O pedido de Obama para obter a aprovação das Câmaras para o plano da sua administração para atacar a Síria estabeleceu, na minha opinião, uma oportunidade importante para um debate público sobre o tema da intervenção militar. Os argumentos levantados a favor e contra tal intervenção vão desde aqueles que estão loucamente fascinados pela liderança dos EUA no mundo, por um lado, e aqueles que pertencem a uma visão de mundo mais anti-imperialista, por outro. O que mais desperta o meu interesse, porém, é a posição da intelectualidade e dos especialistas na área da ciência política ou de estudos semelhantes.

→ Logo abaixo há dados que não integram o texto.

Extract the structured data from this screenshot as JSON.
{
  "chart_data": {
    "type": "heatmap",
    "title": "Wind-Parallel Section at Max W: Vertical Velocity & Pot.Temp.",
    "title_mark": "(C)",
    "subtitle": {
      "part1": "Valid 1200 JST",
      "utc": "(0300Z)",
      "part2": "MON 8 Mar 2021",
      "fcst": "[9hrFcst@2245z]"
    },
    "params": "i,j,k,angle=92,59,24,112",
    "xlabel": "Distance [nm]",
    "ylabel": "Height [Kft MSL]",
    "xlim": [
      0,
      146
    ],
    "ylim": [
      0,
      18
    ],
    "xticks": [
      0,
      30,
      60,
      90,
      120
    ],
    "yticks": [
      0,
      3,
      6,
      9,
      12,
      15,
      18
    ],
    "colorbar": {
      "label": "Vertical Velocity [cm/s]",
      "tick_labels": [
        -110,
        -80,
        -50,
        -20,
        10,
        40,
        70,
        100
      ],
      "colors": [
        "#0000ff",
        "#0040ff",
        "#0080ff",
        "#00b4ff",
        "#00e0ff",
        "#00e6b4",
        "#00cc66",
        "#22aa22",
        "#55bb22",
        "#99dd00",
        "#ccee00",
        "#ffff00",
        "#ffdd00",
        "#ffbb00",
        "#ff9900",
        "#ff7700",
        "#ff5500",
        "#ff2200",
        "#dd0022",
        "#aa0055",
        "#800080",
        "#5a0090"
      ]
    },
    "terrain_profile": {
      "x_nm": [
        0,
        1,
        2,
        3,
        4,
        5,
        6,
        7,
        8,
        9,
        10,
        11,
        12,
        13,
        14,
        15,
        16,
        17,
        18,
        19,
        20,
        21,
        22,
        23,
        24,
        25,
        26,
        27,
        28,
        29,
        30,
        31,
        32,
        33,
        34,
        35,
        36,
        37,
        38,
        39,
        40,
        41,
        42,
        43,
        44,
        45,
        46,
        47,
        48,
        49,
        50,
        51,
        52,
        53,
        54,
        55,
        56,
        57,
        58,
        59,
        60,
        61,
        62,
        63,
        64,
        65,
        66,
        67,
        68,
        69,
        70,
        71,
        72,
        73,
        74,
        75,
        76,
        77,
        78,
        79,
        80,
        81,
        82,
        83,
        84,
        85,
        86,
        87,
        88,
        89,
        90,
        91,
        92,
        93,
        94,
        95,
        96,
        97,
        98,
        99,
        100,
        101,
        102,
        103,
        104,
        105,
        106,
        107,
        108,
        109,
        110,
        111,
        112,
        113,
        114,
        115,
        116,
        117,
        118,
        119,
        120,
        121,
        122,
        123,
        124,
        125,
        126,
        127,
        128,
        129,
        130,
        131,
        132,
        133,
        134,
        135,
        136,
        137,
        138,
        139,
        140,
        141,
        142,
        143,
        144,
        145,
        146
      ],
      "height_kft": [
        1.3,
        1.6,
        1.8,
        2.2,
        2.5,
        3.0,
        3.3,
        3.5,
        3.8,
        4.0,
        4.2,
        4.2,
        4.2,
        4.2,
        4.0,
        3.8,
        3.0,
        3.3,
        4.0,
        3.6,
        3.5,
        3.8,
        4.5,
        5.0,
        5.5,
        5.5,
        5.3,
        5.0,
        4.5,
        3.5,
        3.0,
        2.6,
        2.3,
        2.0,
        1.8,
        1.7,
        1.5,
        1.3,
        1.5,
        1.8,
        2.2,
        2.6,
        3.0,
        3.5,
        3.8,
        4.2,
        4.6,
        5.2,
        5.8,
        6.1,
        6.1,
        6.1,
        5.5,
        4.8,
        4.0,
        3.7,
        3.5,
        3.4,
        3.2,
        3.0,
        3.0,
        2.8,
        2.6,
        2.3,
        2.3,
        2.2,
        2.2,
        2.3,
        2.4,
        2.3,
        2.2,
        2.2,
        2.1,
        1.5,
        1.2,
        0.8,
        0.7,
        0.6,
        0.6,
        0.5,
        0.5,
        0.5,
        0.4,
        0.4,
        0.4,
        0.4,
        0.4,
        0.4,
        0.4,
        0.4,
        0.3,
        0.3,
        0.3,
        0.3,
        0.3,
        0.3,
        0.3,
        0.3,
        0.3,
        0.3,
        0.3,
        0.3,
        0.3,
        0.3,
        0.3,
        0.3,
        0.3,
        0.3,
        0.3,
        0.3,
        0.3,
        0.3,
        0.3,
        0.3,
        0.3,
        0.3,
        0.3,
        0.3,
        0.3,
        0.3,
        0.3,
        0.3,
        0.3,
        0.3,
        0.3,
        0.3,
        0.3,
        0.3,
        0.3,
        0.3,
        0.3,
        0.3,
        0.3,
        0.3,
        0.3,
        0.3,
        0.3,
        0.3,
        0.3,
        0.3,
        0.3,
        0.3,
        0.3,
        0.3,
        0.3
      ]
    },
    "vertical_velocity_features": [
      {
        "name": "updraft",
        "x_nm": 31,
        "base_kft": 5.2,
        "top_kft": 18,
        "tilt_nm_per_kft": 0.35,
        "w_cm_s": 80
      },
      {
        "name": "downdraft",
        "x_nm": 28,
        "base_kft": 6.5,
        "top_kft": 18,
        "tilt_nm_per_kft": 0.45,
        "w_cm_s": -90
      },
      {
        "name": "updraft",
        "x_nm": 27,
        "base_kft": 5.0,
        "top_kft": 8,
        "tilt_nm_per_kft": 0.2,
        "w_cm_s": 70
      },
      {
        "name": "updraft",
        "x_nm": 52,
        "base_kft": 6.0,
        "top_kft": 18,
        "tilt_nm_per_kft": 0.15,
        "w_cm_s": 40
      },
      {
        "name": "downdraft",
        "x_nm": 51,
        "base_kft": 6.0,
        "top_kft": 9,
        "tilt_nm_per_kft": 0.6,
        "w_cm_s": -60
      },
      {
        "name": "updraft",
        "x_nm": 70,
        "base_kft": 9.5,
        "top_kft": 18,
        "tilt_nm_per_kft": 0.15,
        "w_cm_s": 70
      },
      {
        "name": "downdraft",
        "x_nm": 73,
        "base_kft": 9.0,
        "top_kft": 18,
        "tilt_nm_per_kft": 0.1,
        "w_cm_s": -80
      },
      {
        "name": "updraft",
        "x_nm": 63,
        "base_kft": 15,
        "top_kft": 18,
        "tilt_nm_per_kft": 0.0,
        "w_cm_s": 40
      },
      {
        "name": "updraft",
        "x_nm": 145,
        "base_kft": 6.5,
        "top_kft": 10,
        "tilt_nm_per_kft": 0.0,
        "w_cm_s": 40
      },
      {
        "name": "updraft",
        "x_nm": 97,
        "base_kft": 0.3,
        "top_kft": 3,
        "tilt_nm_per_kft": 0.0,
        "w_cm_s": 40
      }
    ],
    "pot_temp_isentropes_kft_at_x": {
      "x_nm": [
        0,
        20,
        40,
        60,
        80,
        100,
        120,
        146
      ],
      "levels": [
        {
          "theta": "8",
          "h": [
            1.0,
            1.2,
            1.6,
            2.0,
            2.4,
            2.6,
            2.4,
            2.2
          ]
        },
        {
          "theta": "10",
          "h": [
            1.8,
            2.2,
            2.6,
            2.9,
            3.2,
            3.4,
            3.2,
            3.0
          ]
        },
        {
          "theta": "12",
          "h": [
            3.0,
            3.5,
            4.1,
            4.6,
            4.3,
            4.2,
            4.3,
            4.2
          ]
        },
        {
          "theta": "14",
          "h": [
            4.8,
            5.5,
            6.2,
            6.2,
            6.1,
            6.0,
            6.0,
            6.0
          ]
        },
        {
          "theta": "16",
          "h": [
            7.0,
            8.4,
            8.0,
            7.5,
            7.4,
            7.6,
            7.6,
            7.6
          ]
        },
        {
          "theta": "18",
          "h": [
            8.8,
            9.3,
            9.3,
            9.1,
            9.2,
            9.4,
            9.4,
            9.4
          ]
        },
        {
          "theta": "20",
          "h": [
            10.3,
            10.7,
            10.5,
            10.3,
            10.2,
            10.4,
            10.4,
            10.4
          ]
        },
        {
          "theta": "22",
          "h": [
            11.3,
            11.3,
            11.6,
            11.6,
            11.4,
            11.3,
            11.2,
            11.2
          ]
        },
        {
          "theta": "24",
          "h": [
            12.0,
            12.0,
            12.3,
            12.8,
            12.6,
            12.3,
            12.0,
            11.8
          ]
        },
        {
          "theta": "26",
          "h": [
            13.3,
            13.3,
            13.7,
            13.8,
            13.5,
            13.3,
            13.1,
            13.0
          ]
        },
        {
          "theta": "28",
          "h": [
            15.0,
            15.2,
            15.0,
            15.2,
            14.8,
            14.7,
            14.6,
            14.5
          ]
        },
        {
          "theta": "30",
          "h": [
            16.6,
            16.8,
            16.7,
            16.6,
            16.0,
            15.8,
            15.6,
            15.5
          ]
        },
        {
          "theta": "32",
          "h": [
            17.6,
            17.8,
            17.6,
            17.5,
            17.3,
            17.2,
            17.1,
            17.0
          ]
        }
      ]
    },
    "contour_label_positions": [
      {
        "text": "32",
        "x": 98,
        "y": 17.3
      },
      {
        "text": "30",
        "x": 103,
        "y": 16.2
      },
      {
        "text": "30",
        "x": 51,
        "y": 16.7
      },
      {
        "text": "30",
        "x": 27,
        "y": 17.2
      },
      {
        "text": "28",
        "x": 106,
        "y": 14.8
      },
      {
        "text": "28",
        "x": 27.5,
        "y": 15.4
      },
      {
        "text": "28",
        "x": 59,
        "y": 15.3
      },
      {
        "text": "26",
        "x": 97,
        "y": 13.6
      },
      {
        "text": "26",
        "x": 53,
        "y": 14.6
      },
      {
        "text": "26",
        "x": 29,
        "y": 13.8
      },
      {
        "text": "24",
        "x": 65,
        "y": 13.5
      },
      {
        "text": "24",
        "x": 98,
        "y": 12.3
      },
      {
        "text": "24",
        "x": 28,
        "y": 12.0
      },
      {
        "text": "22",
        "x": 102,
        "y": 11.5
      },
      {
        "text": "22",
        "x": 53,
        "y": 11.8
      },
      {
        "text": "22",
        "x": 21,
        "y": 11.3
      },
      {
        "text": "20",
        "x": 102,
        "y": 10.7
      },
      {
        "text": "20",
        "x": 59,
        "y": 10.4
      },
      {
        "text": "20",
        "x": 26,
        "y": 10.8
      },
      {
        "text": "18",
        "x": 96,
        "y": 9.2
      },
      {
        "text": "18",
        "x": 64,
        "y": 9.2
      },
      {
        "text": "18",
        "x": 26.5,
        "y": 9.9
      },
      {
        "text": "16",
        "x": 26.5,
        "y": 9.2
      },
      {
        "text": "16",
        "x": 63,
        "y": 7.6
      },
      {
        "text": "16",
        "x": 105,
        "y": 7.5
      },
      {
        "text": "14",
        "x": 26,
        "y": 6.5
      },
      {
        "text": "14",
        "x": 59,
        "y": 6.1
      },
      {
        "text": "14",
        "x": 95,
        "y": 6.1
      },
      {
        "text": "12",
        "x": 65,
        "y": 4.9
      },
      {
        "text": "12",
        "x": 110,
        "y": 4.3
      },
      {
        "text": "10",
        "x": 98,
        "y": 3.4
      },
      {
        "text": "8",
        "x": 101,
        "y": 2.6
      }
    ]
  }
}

Vali Nasr, um dos principais especialistas americanos em Oriente Médio e Reitor da Escola Johns Hopkins de Estudos Internacionais Avançados em WD, recentemente fez umaargumentou que a posição hesitante de Obama em intervir na Síria depois de os seus militares terem ultrapassado a linha vermelha que ele tinha anteriormente estabelecido irá enviar uma mensagem errada aos perpetradores do crime hediondo que matou mais de mil civis em 21 de Agosto nos arredores de Damasco. Ele afirma que, ao insistir em conduzir uma limitado operação militar na forma de uma convenção aprovada pelo congresso (e isso somente após o retorno dos representantes das férias de verão em 9 de setembro) Asad e os futuros Asads não vão perder nenhum incentivo ou pensar duas vezes para realizar talvez outro ataque químico no futuro próximo. Tal reacção do líder mais reconhecido do mundo a um infractor da lei internacional que ele acredita ser fraca e produzirá resultados destrutivos. Esses resultados em sua análise aparecerão em qualquer uma das duas formas a seguir:
"A primeira é que o regime de Assad caia, o que significaria que a Síria, ou partes dele, poderiam ser governadas por islamistas radicais associados à Al Qaeda - produzindo novas e indesejáveis ameaças à segurança global que poderiam convidar a uma intervenção americana ainda maior no horizonte. linha.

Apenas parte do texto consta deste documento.